Tag Archives: mobile networks

Restitching the Internet

Is the internet becoming obsolete?
The government agency that invented the network that runs the world seems to think so. So the Defense Advanced Research Projects Agency (DARPA) has launched a program aimed at “completely rethinking how to network and compute” … DARPA’s Dispersed Computing program (or DCOMP, as it’s known) adds another moniker to the set of emerging technologies that includes fog computing, edge computing, and distributed computing. DCOMP takes these paradigms one step further, however, and envisions a network that is able to borrow processing and communications resources from its many nodes as and when needed to accomplish whatever task its users might throw at it.

“Today’s network is pretty static,” says Petros Mouchtaris, CEO of Vencore Labs….“The computing capabilities we have in our hands, at what we call the edge of the network, have really changed dramatically since the internet was invented. At same time, the core technology of the internet hasn’t really changed at all.”…Updating that core technology, according to DARPA, will require overhauling the very stuff that knits the internet together: its protocols. …The TCP/IP protocols, in use since the early 1980s, are good for getting information from one place to another, but that’s no longer enough…

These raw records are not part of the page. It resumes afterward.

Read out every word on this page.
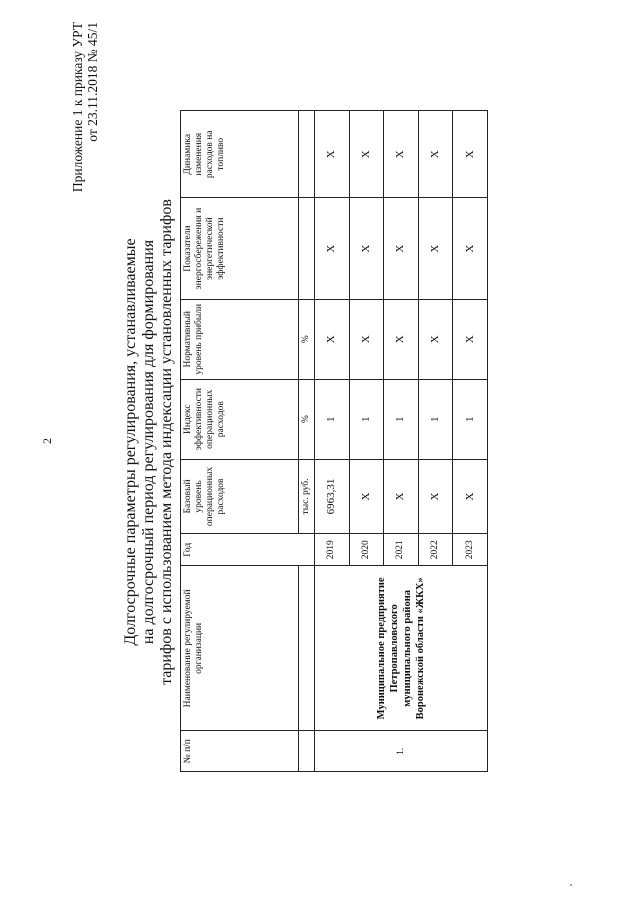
2
Приложение 1 к приказу УРТ от 23.11.2018 № 45/1
Долгосрочные параметры регулирования, устанавливаемые на долгосрочный период регулирования для формирования тарифов с использованием метода индексации установленных тарифов
№ п/п	Наименование регулируемой организации	Год	Базовый уровень операционных расходов	Индекс эффективности операционных расходов	Нормативный уровень прибыли	Показатели энергосбережения и энергетической эффективности	Динамика изменения расходов на топливо
			тыс. руб.	%	%		
1.	Муниципальное предприятие Петропавловского муниципального района Воронежской области «ЖКХ»	2019	6963,31	1	X	X	X
		2020	X	1	X	X	X
		2021	X	1	X	X	X
		2022	X	1	X	X	X
		2023	X	1	X	X	X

DCOMP envisions is “the opportunistic use of network-embedded computing resources,”… Rather than thinking of the devices on the networks as nothing more than nodes that pass information from source to destination, DCOMP sees them also as distributed computing resources that can be dynamically reallocated in real time, depending on the changing needs of the current mission set. Imagine every cell phone, smart thermostat, fitness tracker, and game console in your house contributing their spare cycles to help process the video you’re trying to upload, or educate the machine learning algorithm that runs your AI personal assistant.

To understand how and when to allocate all those devices’ computing and communications power, the network will need to be able to examine itself, to a certain extent. “We’re working on creating a network which can sense very quickly what’s going on in the network, and can react very quickly because it’s programmable,” he continues. Though the work is still in the design phase, Mouchtaris envisions a set of protocols that will change on the fly to better support current needs and conditions in the field….

“That generates a lot of overhead. You want to very quickly find out about what’s changing in the network and adapt quickly, but you don’t want to flood the network with requests for information about what’s going on.”

Excerpts from MARK WALLACE DARPA, The Secretive Agency That Invented The Internet, Is Working To Reinvent It, Fast Magazine, Nov. 7, 2017

Mobile Networks on Drones

From the DARPA Website

Missions in remote, forward operating locations often suffer from a lack of connectivity to tactical operation centers and access to valuable intelligence, surveillance, and reconnaissance (ISR) data. The assets needed for long-range, high-bandwidth communications capabilities are often unavailable to lower echelons due to theater-wide mission priorities. DARPA’s Mobile Hotspots program aims to help overcome this challenge by developing a reliable, on-demand capability for establishing long-range, high-capacity reachback that is organic to tactical units. The program is building and demonstrating a scalable, mobile millimeter-wave communications backhaul network mounted on small unmanned aerial vehicles (UAVs) and providing a 1 Gb/s capacity. DARPA performers recently completed the first of three phases in which they developed and tested key technologies to be integrated into a complete system and flight tested in subsequent phases…

Smaller, steerable millimeter-wave antennas: During field testing, the program successfully demonstrated steerable, compact millimeter-wave antennas that rapidly acquire, track, and establish a communications link between moving platforms. Steerable millimeter-wave antennas will enable the formation of a high-capacity backhaul network between aerial and ground platforms.

Low-noise amplifiers: Performers also demonstrated an advanced low-noise amplifier (LNA), which boosts the desired communications signal while minimizing unwanted noise. The prototype achieved the record for the world’s lowest noise millimeter-wave LNA at about half the noise figure of a typical LNA.

More efficient and capable power amplifiers: Efficient millimeter-wave amplification is required to achieve the long ranges (> 50 km) desired in the Mobile Hotspots program….

New approaches for robust airborne networking: Mobile ad-hoc networking approaches were developed to maintain the high-capacity backhaul network among mobile air and ground platforms. Phase 1 performers developed unique solutions to overcome connectivity and network topology challenges associated with mobility and signal blockages due to terrain and platform shadowing.

Low-Size, Weight, and Power (SWAP) pod design to carry it all: Performers created engineering designs for small, lightweight pods to be mounted on an RQ-7 Shadow UAV. The pods, with all of the Mobile Hotspots components inside, are designed to meet the challenging program goals of widths no more than 8 inches, weight less than 20 pounds, and power consumption less than 150 watts.

Phase 2 of the program began March 2014. Two performers, L-3 Communications and FIRST RF, were chosen to lead teams comprising several Phase 1 performers…A planned third phase will encompass field testing of the Mobile Hotspot systems on networks of multiple SRQ-7 Shadow UAVs and mobile ground vehicles.